RICORSO INCIDENTALE. Preliminarmente va disattesa l’eccezione di inammissibilità del controricorso proposto da D.G. avverso il ricorso incidentale, sollevata dalla resistente e ricorrente incidentale Azienda Territoriale per l’Edilizia Residenziale Pubblica del Comprensorio di Civitavecchia, che ha dedotto la mancanza di procura speciale validamente rilasciata nelle forme prescritte dall’art. 83 cod. proc. civ., non potendo al riguardo considerarsi tale quella rilasciata a margine del controricorso al fine di resistere al ricorso principale quando ancora non era stato notificato e conosciuto il ricorso incidentale; in ogni caso, tale procura non sarebbe conforme alle prescrizioni tassative di cui all’art. 83 cod. proc. civ. circa gli atti sui quali la stessa può essere rilasciata.

Orbene, premesso che l’ambito della procura speciale non è limitato semplicemente all’atto per il quale è stata conferita, ma deve intendersi esteso a tutti quegli atti che costituiscono l’ulteriore svolgimento naturale del processo, e che la facoltà di proporre tutte le domande ricollegabili all’interesse del suo assistito e riferibili all’originario oggetto della causa è attribuita al difensore direttamente dall’art. 84 dello stesso codice di rito e non dalla volontà della parte che conferisce la procura alle liti, rappresentando tale conferimento non un’attribuzione di poteri, ma semplicemente una scelta ed una designazione (S.U. 19510/2010), l’ampia dizione usata induce a ritenere che con la procura rilasciata a margine del controricorso la parte resistente aveva inteso conferire i più ampi poteri di difesa al fine di vedere confermato quanto statuito nella sentenza a lei favorevole, tanto più che con il controricorso al ricorso incidentale la parte si limita a contrastare le deduzioni formulate ex adverso con il ricorso incidentale senza formulare richieste che possano implicare l’estensione del thema decidendum: il che appare ancor più evidente nella specie attesa la convergente posizione assunta dal Comune e dall’Azienda Territoriale per l’Edilizia Residenziale Pubblica del Comprensorio di Civitavecchia nei confronti della parte attrice.

Una volta affermata la idoneità della procura rilasciata a margine del controricorso a consentire il potere di proporre il controricorso al ricorso incidentale, deve ritenersi l’osservanza del requisito di forma prescritto dall’art. 83 citato.

Il ricorso incidentale va dichiarato inammissibile sotto l’assorbente rilievo della non conformità al paradigma di cui all’art. 366 bis cod. proc. civ. Ed invero l’unico motivo con cui è stata denunciata l’omessa motivazione in ordine allo stato di abbandono del terreno de quo e alla conseguente perdita del possesso da parte degli attori, non è conforme ai requisiti prescritti dalla citata norma nel caso sia denunciato il vizio di cui all’art. 360 c.p.c., n. 5, atteso che, secondo quanto sopra si è evidenziato, l’illustrazione del motivo non contiene la separata e specifica indicazione del fatto controverso in relazione al quale la motivazione si assume omessa o contraddittoria, ovvero le ragioni per le quali la dedotta insufficienza della motivazione la renda inidonea a giustificare la decisione.
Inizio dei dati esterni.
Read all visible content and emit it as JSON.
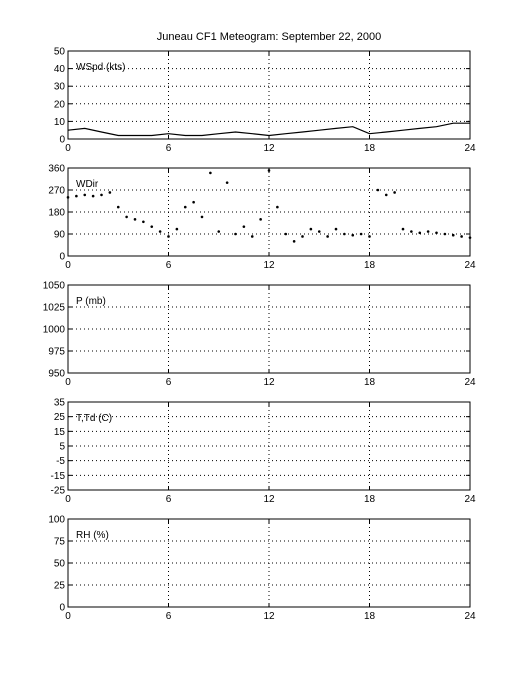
{
  "title": "Juneau CF1 Meteogram: September 22, 2000",
  "colors": {
    "axes": "#000000",
    "grid": "#000000",
    "data": "#000000",
    "background": "#ffffff"
  },
  "chart_data": [
    {
      "type": "line",
      "label": "WSpd (kts)",
      "xlim": [
        0,
        24
      ],
      "ylim": [
        0,
        50
      ],
      "xticks": [
        0,
        6,
        12,
        18,
        24
      ],
      "yticks": [
        0,
        10,
        20,
        30,
        40,
        50
      ],
      "grid": true,
      "x": [
        0,
        1,
        2,
        3,
        4,
        5,
        6,
        7,
        8,
        9,
        10,
        11,
        12,
        13,
        14,
        15,
        16,
        17,
        18,
        19,
        20,
        21,
        22,
        23,
        24
      ],
      "y": [
        5,
        6,
        4,
        2,
        2,
        2,
        3,
        2,
        2,
        3,
        4,
        3,
        2,
        3,
        4,
        5,
        6,
        7,
        3,
        4,
        5,
        6,
        7,
        9,
        9
      ]
    },
    {
      "type": "scatter",
      "label": "WDir",
      "xlim": [
        0,
        24
      ],
      "ylim": [
        0,
        360
      ],
      "xticks": [
        0,
        6,
        12,
        18,
        24
      ],
      "yticks": [
        0,
        90,
        180,
        270,
        360
      ],
      "grid": true,
      "x": [
        0,
        0.5,
        1,
        1.5,
        2,
        2.5,
        3,
        3.5,
        4,
        4.5,
        5,
        5.5,
        6,
        6.5,
        7,
        7.5,
        8,
        8.5,
        9,
        9.5,
        10,
        10.5,
        11,
        11.5,
        12,
        12.5,
        13,
        13.5,
        14,
        14.5,
        15,
        15.5,
        16,
        16.5,
        17,
        17.5,
        18,
        18.5,
        19,
        19.5,
        20,
        20.5,
        21,
        21.5,
        22,
        22.5,
        23,
        23.5,
        24
      ],
      "y": [
        240,
        245,
        250,
        245,
        250,
        260,
        200,
        160,
        150,
        140,
        120,
        100,
        80,
        110,
        200,
        220,
        160,
        340,
        100,
        300,
        90,
        120,
        80,
        150,
        350,
        200,
        90,
        60,
        80,
        110,
        100,
        80,
        110,
        90,
        85,
        90,
        80,
        270,
        250,
        260,
        110,
        100,
        95,
        100,
        95,
        90,
        85,
        80,
        75
      ]
    },
    {
      "type": "line",
      "label": "P (mb)",
      "xlim": [
        0,
        24
      ],
      "ylim": [
        950,
        1050
      ],
      "xticks": [
        0,
        6,
        12,
        18,
        24
      ],
      "yticks": [
        950,
        975,
        1000,
        1025,
        1050
      ],
      "grid": true,
      "x": [],
      "y": []
    },
    {
      "type": "line",
      "label": "T,Td (C)",
      "xlim": [
        0,
        24
      ],
      "ylim": [
        -25,
        35
      ],
      "xticks": [
        0,
        6,
        12,
        18,
        24
      ],
      "yticks": [
        -25,
        -15,
        -5,
        5,
        15,
        25,
        35
      ],
      "grid": true,
      "x": [],
      "y": []
    },
    {
      "type": "line",
      "label": "RH (%)",
      "xlim": [
        0,
        24
      ],
      "ylim": [
        0,
        100
      ],
      "xticks": [
        0,
        6,
        12,
        18,
        24
      ],
      "yticks": [
        0,
        25,
        50,
        75,
        100
      ],
      "grid": true,
      "x": [],
      "y": []
    }
  ]
}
Le spese della presente fase vanno poste in solido a carico del ricorrente principale e del ricorrente incidentale, risultati soccombenti, a favore del resistente costituito.

P.Q.M.

Riunisce i ricorsi, rigetta quello principale e dichiara inammissibile l’incidentale.

Condanna il ricorrente principale e il ricorrente incidentale in solido al pagamento in favore di D.G. delle spese relative alla presente fase che liquida in Euro 2.200,00 di cui Euro 200,00 per esborsi ed Euro 2.000,00 per onorari di avvocato oltre spese generali ed accessori di legge.

Così deciso in Roma, nella Camera di consiglio, il 25 gennaio 2011.